Сначала разбрелись литературные пути. Есенин еще печатался в имажинистской «Гостинице для путешествующих в прекрасное», но поглядывал уже в сторону «мужиковствующих». Подолгу сидел он с Орешиным, Клычковым, Ширяевцем в подвальной комнатке «Стойла Пегаса».

Ссорились, кричали, пили.

Есенин желал вожаковать. В затеваемом журнале «Россияне» требовал:

– Диктатуры!

Орешин злостно и мрачно показывал ему шиш. Клычков скалил глаза и ненавидел многопудовым завистливым чувством.

Есенин уехал в Петербург и привез оттуда Николая Клюева. Клюев раскрывал пастырские объятия перед меньшими своими братьями по слову, троекратно лобызал в губы, называл Есенина Сереженькой и даже меня ласково гладил по колену, приговаривая:

– Олень! Олень!

Вздыхал об олонецкой избе и до закрытия, до четвертого часа ночи, каждодневно сидел в «Стойле Пегаса», среди скрипок, визжащих фокстроты, среди красногубой, пустосердечной толпы, отрыгивающей винным духом, пудрой «Леда» и мутными тверскобульварскими страстишками.

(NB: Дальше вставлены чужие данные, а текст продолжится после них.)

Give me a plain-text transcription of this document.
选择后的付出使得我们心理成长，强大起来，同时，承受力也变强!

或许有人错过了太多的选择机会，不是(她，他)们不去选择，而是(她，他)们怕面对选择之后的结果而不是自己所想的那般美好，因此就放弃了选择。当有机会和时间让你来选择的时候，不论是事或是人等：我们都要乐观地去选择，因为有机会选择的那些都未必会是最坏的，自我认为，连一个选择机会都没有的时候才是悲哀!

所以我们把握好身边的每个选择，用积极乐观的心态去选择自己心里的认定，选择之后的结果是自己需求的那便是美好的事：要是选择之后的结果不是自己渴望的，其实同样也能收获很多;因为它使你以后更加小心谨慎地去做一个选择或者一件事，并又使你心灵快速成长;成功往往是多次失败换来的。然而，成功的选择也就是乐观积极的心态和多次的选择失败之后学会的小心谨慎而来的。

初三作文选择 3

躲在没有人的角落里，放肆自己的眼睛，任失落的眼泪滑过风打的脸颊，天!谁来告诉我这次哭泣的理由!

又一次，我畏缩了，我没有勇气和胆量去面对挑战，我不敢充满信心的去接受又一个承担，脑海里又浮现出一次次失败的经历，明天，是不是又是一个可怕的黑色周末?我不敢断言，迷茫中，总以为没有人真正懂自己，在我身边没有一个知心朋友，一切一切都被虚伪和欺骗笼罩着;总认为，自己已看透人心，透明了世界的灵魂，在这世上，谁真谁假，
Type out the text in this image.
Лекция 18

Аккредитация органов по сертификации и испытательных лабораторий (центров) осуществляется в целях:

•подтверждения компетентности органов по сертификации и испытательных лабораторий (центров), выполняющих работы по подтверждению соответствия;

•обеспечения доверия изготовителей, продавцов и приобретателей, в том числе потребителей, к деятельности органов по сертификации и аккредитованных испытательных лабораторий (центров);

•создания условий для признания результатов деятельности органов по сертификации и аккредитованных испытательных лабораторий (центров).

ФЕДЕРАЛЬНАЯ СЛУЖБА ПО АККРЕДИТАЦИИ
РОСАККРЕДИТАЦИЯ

Мне нравился Клюев. И то, что он пришел путями господними в «Стойло Пегаса», и то, что он творил крестное знамение над жидким моссельпромовским пивом и вобельным хвостиком, и то, что он ради мистического ряжения и великой фальши, которую зовем мы искусством, надел терновый венец и встал с протянутой ладонью среди нищих на соборной паперти, с сердцем циничным и кощунственным, холодным к любви и вере.

Есенин к Клюеву был ласков и льстив. Рассказывал о «Россиянах», обмозговывал, как из «старшого брата» вытесать подпорочку для своей «диктатуры», как «Миколаем» смирить Клычкова с Орешиным.

А Клюев вздыхал:

– Вот, Сереженька, в лапоточки скоро обуюсь… последние щиблетишки, Сереженька, развалились!

Есенин заказал для Клюева шевровые сапоги.

А вечером в «Стойле» допытывал:

– Ну, как же насчет «Россиян», Николай?

– А я кумекаю –

ты, Сереженька, голова… тебе красный угол.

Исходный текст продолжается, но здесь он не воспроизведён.